Further, I suspect that I'm not going to learn much from The Grand Design, or at least not as much as I will learn from these.
There is no more formidable or insuperable barrier to knowledge than the certainty you already possess it.

grim-reaper

Well you have a lot of reading ahead of you, but it's a worthwhile project. One thing I find interesting about both lists of books is that they were written by people from many different countries. Also, some of them had to overcome political and religious opposition in order to get their works published. I wonder why Charles Darwin wasn't included.

hackenslash

Because he wasn't an astronomer, a physicist, or a mathematician.
There is no more formidable or insuperable barrier to knowledge than the certainty you already possess it.

grim-reaper

Yes it's true that Charles Darwin was in a different field of science.

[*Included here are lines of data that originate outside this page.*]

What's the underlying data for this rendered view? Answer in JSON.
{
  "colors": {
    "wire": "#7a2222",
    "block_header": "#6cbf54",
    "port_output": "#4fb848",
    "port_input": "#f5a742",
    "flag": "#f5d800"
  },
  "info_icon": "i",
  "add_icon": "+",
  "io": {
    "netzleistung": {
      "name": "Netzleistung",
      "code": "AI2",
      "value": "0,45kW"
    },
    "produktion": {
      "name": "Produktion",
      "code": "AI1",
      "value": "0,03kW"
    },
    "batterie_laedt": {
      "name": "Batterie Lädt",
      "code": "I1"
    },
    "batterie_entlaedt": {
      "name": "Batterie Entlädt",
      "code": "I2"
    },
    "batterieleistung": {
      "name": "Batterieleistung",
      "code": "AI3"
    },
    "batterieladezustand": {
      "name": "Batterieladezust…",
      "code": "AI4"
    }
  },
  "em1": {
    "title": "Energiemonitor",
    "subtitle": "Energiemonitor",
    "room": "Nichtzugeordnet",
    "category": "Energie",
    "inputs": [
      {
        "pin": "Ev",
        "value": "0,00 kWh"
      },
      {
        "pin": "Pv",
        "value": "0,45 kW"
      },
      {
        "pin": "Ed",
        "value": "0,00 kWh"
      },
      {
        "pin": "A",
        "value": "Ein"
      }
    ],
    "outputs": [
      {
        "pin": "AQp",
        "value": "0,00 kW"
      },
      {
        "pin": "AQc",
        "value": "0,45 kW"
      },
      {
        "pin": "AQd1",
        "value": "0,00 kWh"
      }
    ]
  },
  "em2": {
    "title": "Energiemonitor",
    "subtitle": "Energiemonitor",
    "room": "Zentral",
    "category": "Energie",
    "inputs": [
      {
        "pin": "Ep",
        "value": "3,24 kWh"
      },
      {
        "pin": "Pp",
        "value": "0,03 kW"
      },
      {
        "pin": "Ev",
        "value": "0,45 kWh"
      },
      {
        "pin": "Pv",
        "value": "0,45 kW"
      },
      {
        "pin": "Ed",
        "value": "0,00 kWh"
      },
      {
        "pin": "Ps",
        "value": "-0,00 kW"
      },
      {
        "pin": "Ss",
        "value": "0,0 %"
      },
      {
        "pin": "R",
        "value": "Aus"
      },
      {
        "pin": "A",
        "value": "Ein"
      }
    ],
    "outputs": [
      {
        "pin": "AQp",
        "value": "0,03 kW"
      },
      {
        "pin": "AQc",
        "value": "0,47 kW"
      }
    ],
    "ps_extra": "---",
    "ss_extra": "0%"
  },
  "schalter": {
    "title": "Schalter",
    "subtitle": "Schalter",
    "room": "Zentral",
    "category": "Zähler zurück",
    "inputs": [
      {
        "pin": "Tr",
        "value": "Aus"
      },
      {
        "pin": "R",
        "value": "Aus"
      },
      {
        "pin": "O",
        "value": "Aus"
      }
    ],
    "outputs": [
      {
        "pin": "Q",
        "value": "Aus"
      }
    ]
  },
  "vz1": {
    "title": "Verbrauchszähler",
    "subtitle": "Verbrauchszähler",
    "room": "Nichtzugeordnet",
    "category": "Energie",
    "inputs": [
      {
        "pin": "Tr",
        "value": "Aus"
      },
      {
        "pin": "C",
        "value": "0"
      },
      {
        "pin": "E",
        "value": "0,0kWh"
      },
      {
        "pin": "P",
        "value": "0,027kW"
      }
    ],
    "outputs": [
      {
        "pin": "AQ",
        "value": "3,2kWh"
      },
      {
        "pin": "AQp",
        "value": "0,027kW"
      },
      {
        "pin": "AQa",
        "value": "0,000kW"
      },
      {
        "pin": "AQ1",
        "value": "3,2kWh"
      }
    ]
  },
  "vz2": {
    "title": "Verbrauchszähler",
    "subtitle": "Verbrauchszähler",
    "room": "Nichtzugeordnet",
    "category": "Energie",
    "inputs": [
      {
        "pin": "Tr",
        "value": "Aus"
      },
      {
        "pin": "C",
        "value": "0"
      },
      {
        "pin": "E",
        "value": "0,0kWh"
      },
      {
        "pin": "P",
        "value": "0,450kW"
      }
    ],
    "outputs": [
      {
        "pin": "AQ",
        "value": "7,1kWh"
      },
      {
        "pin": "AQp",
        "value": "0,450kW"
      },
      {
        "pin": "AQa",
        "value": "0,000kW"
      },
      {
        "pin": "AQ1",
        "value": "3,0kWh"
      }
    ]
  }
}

But I was thinking about the opposition he faced, which put him in the same company some of the with the others in that regard.

Anyway, When Newton said that he stood on the shoulders of giants, he was talking about Galileo and aristotle.

hackenslash

Actually, he was mostly talking about Descartes and Hooke.
There is no more formidable or insuperable barrier to knowledge than the certainty you already possess it.

grim-reaper

Is that what Hawking says? I don't think it's correct at all. The way I remember it, Newton and Hooke hated each other.

hackenslash

That came later. Newton actually made a lot of mention of Hooke in the Principia but eradicated all references to him after they fell out. There's a really good biography of Newton I read a few years ago by James Gleick that deals with this material in some depth.

http://www.amazon.com/Isaac-Newton-Jame ... 0375422331
There is no more formidable or insuperable barrier to knowledge than the certainty you already possess it.

grim-reaper

Thanks for your reply. I still have some doubts about who Newton was really referring to. Perhaps he meant all the great scientists who came before him. Anyway, I'm going to let it rest. Enjoy your reading!